The best argument that the President and his economic managers had made the right steps in driving an economic turnaround on his watch, said Villafuerte, was the Asian Development Bank (ADB)’s forecast upgrade that our economy would grow 7.4 percent in 2022, from its lower forecast in September of 6.5 percent, on the belief of ADB Philippines country director Kelly Bird of “a strong underlying growth momentum and resilience” that was “expected to continue in 2023, with GDP growth converging towards its longer-term growth rate of about 6 percent.”
Big achievement
VILLAFUERTE said the numerous forecasts for the Philippines to remain on high-growth mode in 2023 was a big achievement for the Marcos administration, as international experts like the British consultancy Centre for Economics and Business Research (CEBR) see the world as heading to a recession amid contractions among many economies that will be forced to continue raising borrowing costs to fight still-elevated inflation and pull down prices to more comfortable levels.
The International Monetary Fund (IMF) earlier predicted that over a third of the world’s economies would suffer economic contractions, with a 25 percent possibility that the global GDP would grow in 2023 by less than 2 percent.
A combination of higher prices and interest rates, continued coronavirus lockdowns in China and geopolitical risks like Russia’s invasion of Ukraine could exacerbate global supply chain disruptions and slow down the growth of the world economy, said Villafuerte.

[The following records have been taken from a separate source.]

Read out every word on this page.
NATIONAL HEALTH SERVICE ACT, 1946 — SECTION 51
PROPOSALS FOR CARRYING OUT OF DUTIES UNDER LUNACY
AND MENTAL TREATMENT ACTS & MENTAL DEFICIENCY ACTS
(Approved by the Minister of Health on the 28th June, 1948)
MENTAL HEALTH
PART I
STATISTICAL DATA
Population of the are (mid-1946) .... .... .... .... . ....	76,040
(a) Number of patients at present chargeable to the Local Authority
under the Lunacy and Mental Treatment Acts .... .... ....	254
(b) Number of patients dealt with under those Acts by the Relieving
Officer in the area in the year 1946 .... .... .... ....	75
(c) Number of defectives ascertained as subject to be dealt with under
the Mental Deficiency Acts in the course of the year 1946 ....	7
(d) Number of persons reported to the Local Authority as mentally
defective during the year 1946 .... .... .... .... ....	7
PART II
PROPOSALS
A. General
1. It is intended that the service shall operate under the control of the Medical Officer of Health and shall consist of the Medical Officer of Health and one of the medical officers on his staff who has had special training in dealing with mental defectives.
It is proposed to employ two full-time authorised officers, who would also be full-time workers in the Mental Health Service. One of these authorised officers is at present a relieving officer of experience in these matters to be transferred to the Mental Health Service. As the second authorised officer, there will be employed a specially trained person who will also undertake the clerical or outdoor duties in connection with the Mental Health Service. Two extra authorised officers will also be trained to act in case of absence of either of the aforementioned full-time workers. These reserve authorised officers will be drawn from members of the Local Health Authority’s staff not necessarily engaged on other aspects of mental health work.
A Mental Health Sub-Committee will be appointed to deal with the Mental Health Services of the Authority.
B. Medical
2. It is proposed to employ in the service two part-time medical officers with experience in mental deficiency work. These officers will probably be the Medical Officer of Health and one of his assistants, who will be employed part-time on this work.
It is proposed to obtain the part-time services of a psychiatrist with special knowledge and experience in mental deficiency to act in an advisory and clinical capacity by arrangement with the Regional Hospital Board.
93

“But thanks to the correct policies of the President and his economic managers, experts believe that the Philippines has been shielded from an impending slowdown of the global economy and, even better, is projected to remain as one of the fastest-growing economies, if not the fastest-growing economy, in the region this 2023,” he said.
He noted that the New York-based credit rater Moody’s Investors Service projected the Philippines to record the fastest GDP growth in the Asia-Pacific region in 2023 at 6.4 percent, followed by Vietnam (6.1 percent), China (5.1 percent), Indonesia (4.7 percent) and Thailand (3.9 percent).
Second fastest
THE Maybank Investment Banking Group predicted GDP expansion of the Philippines to become the second fastest (after Vietnam) in the region and above the average of the ASEAN-5 (Association of Southeast Asian Nations) for both 2022 and 2023.
S&P Global Ratings said in a report that domestically-led economies like the Philippines, India and Indonesia are likely to raise the average growth rate in the Asia-Pacific region because of strong consumption.
In their November Market Call report, the First Metro Investment Corp. and University of Asia and the Pacific (FMIC-UA&P) saw our GDP growing by 7.4 percent mainly because of strong third-quarter growth and record employment levels.
According to the Philippine Statistics Authority (PSA), the employment rate improved by 95.5 percent to 47.11 million jobs in October 2022, or up from 43.82 million a year ago or an increase of about 3.2 million jobs.
The unemployment rate also went down by 4.5 percent to 2.24 million Filipinos from the 3.5 million unemployed in October 2021, said the PSA.
It said this unemployment rate last October was back to the pre-pandemic level of 4.5 percent in October 2019.
The Department of Trade and Industry (DTI) has reported that excluding President Marcos’ trip to Belgium in December to attend the Asean-EU Commemorative Summit in Brussels, his slew of top-level meetings with business groups and investors in Indonesia, Singapore, the United States, Cambodia and Thailand yielded combined investment pledges of $23.6 billion.